Had another guy here with a P38 the other week who''s a bodybuilder and part time actor, currently features in a TV ad, will be in next season's Game Of Thrones and has been in a TV series but I forget which ones he said lol.
My dad was a club turn for 40 years and a theatrical agent later on. In his late teens or early 20s he was lead guitarist in a semi famous band called Tony Sheridan and the Sundowners. When I was a kid Billiy Connoly, Tony Christie, Marty Caine and no doubt some others I've forgotten about visited, Billy Connoly wasn't as famous back then but the others were. Dad used to book Tony Christie and Gary Barlow into clubs, Gary Barlow once slept in my dad's uncle's Hymer Mobil motorhome in the yard where I now convert vehicles to LPG. I recently converted a Nissan Elgrand to LPG for a guy from the South East who was once a roady for Tony Christie - small world.

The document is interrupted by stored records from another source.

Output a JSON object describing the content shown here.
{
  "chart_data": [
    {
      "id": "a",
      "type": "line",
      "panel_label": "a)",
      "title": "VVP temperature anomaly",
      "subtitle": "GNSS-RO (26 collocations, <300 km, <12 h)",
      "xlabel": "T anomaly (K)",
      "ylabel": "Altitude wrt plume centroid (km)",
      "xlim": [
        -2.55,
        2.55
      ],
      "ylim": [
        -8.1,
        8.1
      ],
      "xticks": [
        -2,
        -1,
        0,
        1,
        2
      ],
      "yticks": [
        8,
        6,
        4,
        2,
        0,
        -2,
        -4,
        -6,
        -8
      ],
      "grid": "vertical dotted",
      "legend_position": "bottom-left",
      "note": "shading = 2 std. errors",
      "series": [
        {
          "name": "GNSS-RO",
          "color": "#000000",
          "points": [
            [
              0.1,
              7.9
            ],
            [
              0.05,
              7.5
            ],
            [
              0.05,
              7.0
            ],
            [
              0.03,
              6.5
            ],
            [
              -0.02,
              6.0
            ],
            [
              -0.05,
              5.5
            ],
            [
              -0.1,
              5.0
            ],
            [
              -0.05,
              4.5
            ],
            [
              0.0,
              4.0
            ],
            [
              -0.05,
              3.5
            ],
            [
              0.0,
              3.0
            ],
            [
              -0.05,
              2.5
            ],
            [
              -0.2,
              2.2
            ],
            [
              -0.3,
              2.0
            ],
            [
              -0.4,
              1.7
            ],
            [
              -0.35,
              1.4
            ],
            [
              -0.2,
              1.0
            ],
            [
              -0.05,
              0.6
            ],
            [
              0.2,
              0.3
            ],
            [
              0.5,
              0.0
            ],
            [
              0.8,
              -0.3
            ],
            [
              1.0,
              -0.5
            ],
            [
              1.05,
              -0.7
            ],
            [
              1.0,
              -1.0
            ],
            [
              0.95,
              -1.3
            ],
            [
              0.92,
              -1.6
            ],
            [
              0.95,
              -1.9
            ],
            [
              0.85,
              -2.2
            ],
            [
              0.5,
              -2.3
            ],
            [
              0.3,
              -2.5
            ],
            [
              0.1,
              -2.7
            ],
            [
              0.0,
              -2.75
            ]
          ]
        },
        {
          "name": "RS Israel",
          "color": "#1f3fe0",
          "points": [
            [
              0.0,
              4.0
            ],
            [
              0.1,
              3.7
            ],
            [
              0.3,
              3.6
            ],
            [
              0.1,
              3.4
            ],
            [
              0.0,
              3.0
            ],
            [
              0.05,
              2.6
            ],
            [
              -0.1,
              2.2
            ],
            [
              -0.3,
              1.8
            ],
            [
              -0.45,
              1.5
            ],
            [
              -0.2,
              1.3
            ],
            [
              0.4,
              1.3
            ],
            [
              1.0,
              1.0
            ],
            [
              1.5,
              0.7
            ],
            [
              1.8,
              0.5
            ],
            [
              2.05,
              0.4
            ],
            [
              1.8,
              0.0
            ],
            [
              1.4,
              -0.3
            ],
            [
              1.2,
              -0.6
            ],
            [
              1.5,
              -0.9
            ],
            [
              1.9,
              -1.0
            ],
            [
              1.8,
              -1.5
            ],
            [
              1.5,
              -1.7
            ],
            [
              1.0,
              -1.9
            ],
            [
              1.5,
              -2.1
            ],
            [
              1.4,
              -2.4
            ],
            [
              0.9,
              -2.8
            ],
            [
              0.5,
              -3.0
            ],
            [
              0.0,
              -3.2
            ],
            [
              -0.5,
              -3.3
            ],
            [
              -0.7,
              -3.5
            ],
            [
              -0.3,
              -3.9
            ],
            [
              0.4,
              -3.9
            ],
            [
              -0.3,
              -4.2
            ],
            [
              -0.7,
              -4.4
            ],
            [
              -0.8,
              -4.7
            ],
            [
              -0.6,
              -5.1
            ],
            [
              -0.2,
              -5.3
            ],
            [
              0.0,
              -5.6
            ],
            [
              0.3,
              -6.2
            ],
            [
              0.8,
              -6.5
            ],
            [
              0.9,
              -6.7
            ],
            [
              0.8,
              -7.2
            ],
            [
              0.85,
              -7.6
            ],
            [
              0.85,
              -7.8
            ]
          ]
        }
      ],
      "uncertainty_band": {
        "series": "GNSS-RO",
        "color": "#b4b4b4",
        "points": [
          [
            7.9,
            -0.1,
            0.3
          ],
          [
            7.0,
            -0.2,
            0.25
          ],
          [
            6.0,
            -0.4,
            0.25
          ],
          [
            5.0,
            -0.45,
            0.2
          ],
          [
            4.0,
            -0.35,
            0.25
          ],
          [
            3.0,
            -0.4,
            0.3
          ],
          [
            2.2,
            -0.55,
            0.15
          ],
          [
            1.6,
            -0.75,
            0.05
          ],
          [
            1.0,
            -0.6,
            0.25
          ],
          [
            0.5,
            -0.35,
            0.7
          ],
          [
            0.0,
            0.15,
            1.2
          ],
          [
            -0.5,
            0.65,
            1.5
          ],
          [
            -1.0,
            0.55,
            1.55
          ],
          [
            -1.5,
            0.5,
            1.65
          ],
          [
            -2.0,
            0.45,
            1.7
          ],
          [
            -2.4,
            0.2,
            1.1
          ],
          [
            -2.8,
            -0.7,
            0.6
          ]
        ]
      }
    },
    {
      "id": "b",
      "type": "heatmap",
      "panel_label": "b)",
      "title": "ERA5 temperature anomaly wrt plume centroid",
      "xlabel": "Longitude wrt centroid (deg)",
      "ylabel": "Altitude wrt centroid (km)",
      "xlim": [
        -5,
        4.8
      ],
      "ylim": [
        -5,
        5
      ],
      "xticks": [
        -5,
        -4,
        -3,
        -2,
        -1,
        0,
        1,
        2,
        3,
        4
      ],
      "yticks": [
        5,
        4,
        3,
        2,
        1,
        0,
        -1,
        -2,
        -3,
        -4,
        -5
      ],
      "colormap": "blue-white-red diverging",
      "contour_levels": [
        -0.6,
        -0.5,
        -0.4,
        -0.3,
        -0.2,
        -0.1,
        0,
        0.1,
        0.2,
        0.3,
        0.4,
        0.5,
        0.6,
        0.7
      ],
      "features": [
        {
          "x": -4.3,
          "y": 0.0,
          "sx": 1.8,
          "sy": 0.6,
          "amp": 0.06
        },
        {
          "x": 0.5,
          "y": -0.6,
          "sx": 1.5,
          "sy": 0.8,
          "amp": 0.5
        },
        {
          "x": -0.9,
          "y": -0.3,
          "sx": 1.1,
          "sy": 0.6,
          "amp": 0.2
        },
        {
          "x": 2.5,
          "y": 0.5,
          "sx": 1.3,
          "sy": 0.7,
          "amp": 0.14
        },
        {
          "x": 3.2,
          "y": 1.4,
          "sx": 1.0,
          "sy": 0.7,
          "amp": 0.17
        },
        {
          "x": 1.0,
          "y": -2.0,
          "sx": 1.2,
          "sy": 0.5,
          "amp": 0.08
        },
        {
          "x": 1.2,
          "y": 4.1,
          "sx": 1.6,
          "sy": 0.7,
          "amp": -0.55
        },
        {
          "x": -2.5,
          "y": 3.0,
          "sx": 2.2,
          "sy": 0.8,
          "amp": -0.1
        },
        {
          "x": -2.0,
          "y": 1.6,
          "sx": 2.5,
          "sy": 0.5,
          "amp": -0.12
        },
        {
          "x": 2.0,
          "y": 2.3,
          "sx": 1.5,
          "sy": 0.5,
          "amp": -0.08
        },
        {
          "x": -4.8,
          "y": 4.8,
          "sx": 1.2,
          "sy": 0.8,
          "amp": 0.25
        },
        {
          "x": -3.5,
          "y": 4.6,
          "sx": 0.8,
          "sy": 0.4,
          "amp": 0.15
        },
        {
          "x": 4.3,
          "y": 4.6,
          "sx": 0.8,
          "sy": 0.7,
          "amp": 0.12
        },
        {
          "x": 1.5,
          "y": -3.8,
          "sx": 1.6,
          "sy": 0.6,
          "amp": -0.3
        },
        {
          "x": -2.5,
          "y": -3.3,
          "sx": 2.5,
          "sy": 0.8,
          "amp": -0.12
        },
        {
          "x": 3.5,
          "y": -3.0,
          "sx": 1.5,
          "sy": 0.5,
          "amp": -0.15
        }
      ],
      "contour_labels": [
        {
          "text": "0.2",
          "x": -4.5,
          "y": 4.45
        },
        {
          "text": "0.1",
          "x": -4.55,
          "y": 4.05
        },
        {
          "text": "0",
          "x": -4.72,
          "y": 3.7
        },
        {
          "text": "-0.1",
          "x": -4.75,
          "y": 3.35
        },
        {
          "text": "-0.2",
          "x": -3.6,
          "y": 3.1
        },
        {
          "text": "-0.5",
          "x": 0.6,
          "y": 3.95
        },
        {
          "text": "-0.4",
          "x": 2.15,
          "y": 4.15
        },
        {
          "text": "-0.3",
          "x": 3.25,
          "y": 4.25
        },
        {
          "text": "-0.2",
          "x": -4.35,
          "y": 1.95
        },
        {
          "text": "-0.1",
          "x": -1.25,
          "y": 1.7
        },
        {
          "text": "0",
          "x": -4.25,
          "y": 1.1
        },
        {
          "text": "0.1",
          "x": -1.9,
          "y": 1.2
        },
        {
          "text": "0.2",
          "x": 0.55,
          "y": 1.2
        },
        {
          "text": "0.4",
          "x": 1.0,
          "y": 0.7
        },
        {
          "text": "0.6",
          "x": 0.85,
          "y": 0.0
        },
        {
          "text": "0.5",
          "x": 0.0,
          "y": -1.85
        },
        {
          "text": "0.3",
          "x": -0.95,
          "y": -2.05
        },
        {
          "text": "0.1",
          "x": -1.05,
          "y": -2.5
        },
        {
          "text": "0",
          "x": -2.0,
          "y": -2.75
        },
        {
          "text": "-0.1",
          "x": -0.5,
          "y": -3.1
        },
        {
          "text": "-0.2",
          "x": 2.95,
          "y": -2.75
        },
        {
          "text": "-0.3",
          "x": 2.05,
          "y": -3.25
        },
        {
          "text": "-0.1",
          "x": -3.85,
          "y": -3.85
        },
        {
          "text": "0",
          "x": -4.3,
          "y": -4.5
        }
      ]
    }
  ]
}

My grandad played darts with President Rosevelt and Churchill onboard HMS Price Of Wales.
Met loads of famous people when I was DJing but I'm not very good at recognising famous people. Once I was DJing at some type of bash for Channel4 in Liverpool Town Hall and tried to cop off with a bird I didn't recognise as Sonia the 90s singer... turned out she just wanted me to play some of her records lol.
My Scouser mate's dad used to work the clubs like my dad, so when they were working in each other's areas they used to stay at each others houses (same crack as Billy Connolly stopping here). My mate now sells motorhomes, his sister runs another firm hiring out big motorhomes to famous people to stay in when they're touring. Some of those people have squeaky clean images but he reckons it takes ages to get rid of the smell of weed when some of those people have stayed in them.
My daughter is a scout leader and has met Bear Gryls loads of times, I think she mentioned he turned up once 'in a rangerover' but I dunno if it actually was a rangerover and even if it was dunno if it'd be a P38.
Didn't Nigel Mansel used to own a P38 and rolled it on a motorway?
White paint - Tipex might as well shift from stationery suppliers to car parts stockists, I always keep some around lol.